Polyolefin Elastomer Modified Asphalt: Performance Characterization and Modification Mechanism

Abstract

The rapid growth of traffic load and volume has put forward higher requirements for road durability. To extend the service life of roads, this work investigated the feasibility of using polyolefin elastomers with a two-phase molecular structure to simultaneously improve the high and low-temperature performance of asphalt. The characteristics of the polyolefin modifier were evaluated by differential scanning calorimetry first. Following evaluation, the storage stability, workability, and rheological properties of modified polyolefin-modified asphalt were measured through softening point difference, rotary viscosity, dynamic shear rheometer, and bending beam rheometer.

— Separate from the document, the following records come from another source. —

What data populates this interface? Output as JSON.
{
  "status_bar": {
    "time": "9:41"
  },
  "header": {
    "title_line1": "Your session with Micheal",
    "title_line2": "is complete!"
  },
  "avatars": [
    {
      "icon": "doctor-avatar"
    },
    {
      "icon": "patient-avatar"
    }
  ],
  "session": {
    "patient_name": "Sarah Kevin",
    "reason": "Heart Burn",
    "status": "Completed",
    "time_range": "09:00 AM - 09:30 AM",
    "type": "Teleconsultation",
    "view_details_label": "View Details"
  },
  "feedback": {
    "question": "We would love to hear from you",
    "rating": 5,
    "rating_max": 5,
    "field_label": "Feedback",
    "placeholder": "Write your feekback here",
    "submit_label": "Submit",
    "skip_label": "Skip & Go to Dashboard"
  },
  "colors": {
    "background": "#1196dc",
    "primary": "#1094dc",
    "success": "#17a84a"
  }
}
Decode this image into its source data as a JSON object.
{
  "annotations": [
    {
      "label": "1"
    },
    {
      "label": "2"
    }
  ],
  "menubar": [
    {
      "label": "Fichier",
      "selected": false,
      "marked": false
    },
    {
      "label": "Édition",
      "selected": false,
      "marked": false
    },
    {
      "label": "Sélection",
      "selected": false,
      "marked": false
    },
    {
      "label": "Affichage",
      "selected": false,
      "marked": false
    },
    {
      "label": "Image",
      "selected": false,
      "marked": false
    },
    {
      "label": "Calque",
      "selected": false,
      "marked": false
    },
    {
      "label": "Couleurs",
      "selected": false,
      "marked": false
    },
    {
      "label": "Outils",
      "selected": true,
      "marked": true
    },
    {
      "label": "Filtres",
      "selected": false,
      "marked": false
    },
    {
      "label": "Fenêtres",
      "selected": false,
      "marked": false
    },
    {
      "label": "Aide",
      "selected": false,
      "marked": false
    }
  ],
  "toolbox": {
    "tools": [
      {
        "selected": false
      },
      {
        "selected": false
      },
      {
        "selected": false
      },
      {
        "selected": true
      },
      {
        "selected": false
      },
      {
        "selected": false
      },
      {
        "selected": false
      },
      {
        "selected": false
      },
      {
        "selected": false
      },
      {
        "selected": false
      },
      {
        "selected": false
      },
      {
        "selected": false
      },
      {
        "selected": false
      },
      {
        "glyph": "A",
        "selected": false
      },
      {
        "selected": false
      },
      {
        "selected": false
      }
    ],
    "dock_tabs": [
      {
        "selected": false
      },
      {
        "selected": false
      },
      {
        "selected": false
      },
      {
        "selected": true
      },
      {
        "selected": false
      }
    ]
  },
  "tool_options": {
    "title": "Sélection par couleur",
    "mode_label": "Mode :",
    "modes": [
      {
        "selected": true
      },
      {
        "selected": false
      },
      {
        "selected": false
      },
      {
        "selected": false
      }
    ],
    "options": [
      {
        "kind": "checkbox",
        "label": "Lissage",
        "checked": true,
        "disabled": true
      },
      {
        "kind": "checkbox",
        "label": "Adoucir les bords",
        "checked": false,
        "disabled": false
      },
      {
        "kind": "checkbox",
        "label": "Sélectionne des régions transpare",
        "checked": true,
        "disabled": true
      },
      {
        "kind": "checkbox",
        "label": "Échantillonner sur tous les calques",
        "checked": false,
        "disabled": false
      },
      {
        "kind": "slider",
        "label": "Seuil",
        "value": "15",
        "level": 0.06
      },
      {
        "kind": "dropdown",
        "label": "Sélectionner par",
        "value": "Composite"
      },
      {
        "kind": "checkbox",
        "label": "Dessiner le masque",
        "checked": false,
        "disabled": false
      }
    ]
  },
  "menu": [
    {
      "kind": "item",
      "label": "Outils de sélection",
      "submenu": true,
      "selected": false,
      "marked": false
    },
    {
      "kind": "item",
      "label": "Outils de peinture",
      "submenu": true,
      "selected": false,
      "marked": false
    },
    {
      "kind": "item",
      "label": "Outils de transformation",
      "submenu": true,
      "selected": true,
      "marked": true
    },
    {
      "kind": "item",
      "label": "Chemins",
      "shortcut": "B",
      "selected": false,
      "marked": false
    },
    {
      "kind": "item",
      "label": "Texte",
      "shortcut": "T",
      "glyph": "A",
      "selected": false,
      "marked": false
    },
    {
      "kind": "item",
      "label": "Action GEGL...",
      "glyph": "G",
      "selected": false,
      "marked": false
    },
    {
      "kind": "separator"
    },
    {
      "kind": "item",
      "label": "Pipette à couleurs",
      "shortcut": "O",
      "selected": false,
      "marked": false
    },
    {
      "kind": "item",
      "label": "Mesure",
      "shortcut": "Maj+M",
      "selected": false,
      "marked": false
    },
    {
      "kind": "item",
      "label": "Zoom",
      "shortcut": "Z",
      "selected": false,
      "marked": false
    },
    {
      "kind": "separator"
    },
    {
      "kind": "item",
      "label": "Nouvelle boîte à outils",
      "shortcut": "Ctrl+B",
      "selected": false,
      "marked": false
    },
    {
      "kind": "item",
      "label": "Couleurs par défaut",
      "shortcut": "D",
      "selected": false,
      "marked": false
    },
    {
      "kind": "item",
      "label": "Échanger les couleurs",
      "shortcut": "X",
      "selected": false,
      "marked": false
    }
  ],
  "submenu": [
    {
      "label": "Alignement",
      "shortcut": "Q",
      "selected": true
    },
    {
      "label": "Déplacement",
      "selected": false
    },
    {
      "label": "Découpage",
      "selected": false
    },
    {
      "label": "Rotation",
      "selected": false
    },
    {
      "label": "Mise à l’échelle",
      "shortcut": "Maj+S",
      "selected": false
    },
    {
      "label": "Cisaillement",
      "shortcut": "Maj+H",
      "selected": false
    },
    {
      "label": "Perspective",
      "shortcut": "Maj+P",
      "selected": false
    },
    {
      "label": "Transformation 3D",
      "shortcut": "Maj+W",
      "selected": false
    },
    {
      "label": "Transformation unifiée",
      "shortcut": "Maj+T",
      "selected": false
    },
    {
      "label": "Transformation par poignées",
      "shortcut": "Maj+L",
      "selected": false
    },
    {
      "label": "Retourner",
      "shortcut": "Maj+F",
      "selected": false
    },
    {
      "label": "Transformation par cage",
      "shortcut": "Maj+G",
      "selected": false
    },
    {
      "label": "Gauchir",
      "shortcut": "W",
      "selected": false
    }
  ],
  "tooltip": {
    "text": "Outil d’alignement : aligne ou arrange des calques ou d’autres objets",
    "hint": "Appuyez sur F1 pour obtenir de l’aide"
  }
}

Additionally, the engineering performance of modified asphalt mixtures was also investigated through Marshall stability, wheel-tracking, and three points bending experiments. The results show that polyolefin has two glass transition points which facilitate the simultaneous improvement of the high and low-temperature properties of asphalt. Meanwhile, no concerns are found about the storage stability and workability of polyolefin-modified asphalt. Furthermore, the results of rheological properties indicate that polyolefin can significantly enhance the deformation resistance at high-temperature and cracking resistance at low-temperature of asphalt binders. While the fatigue performance of the polyolefin-modified asphalt is slightly reduced, the residual Marshall stability, dynamic stability, and ultimate tensile strain of the asphalt mixture containing 8% polyolefin are 1.05 times, 1.31 times, and 1.17 times those of the control sample, respectively. The results of infrared spectroscopy demonstrate that there is no chemical reaction between the polyolefin-modified and the virgin asphalt. The improvement of polyolefin on asphalt performance can be explained by the existence of both “rigid” and “flexible” structures in polyolefin.